What the Fork? Finding and Analyzing Malware in GitHub Forks

Alan Cao (New York University) and Brendan Dolan-Gavitt (New York University)

On GitHub, open-source developers use the fork feature to create server-side clones and implement code changes separately before creating pull requests. However, such fork repositories can be abused to store and distribute malware, particularly malware that stealthily mines cryptocurrencies.

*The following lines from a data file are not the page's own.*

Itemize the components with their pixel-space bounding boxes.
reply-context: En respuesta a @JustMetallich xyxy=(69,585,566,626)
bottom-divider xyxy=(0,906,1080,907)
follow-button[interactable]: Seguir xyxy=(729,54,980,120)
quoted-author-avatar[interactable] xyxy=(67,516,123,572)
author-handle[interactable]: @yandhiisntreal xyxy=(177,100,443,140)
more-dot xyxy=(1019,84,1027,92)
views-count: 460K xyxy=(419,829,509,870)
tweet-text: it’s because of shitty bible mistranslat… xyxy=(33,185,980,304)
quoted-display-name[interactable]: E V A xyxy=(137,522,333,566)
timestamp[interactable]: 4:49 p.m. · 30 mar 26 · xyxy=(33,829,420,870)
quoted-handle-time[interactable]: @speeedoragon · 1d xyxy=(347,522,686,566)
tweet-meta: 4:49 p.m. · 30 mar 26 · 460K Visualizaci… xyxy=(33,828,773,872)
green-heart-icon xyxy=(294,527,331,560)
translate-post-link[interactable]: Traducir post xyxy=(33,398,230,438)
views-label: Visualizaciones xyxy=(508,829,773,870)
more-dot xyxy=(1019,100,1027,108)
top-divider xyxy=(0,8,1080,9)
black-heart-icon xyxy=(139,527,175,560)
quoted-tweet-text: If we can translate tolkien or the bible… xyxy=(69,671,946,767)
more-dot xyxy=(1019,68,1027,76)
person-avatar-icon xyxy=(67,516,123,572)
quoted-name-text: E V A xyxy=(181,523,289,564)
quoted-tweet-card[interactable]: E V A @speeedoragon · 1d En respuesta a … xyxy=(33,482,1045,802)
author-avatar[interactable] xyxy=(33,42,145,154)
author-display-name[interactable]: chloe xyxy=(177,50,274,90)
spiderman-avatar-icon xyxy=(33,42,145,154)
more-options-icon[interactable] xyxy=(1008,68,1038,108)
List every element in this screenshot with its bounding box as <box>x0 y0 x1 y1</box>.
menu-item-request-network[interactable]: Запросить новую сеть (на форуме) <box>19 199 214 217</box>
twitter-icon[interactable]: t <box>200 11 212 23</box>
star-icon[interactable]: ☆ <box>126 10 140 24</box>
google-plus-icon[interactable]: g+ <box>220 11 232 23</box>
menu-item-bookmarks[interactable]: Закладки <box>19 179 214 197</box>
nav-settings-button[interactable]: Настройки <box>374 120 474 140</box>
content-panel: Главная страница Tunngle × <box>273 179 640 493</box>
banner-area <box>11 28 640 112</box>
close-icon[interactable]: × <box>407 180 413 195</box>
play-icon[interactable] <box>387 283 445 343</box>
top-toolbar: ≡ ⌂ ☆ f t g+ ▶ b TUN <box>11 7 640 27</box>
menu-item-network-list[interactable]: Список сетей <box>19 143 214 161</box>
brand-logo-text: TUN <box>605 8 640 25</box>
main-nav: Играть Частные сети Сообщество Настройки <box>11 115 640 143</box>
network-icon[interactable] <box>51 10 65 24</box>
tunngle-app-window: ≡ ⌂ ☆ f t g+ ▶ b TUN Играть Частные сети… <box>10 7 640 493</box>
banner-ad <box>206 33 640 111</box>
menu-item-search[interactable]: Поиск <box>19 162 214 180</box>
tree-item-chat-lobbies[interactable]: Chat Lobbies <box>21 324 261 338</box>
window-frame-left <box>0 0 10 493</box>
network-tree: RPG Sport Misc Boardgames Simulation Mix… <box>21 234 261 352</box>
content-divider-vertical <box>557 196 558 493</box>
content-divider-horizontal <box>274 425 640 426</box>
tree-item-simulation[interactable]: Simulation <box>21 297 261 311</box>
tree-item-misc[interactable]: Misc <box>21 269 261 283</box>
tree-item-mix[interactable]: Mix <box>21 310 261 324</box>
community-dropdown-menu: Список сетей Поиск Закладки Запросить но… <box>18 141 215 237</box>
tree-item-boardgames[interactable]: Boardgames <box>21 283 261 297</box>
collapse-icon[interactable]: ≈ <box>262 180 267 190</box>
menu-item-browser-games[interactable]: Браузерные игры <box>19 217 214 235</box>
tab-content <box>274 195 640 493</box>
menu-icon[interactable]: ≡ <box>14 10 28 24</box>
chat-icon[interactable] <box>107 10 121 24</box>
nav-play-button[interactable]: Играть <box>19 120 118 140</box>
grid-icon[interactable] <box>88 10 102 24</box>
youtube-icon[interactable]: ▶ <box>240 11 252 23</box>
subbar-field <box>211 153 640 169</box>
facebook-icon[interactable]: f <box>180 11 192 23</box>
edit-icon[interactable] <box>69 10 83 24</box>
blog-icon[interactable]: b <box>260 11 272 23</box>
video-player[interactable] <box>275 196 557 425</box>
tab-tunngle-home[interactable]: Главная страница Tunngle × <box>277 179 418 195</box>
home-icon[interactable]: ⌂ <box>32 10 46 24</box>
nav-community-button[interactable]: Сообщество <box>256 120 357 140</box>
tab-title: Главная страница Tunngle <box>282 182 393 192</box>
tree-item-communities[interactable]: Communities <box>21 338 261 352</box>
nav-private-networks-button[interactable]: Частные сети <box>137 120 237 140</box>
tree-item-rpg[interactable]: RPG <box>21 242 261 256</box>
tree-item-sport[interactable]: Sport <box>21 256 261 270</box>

In this paper, we present an analysis of this emerging attack vector and a system for catching malware in GitHub fork repositories with minimal human effort called Fork Integrity Analysis, implemented through a detection infrastructure called Fork Sentry. By automatically detecting and reverse engineering interesting artifacts extracted from a given repository’s forks, we can generate alerts for suspicious artifacts, and provide a means for takedown by GitHub Trust & Safety. We demonstrate the efficacy of our techniques by scanning 68,879 forks of 35 popular cryptocurrency repositories, leading to the discovery of 26 forked repositories that were hosting malware, and report them to GitHub with seven successful takedowns so far. Our detection infrastructure allows not only for the triaging and alerting of suspicious forks, but also provides continuous monitoring for later potential malicious forks. The code and collected data from Fork Sentry will be released as an open-source project.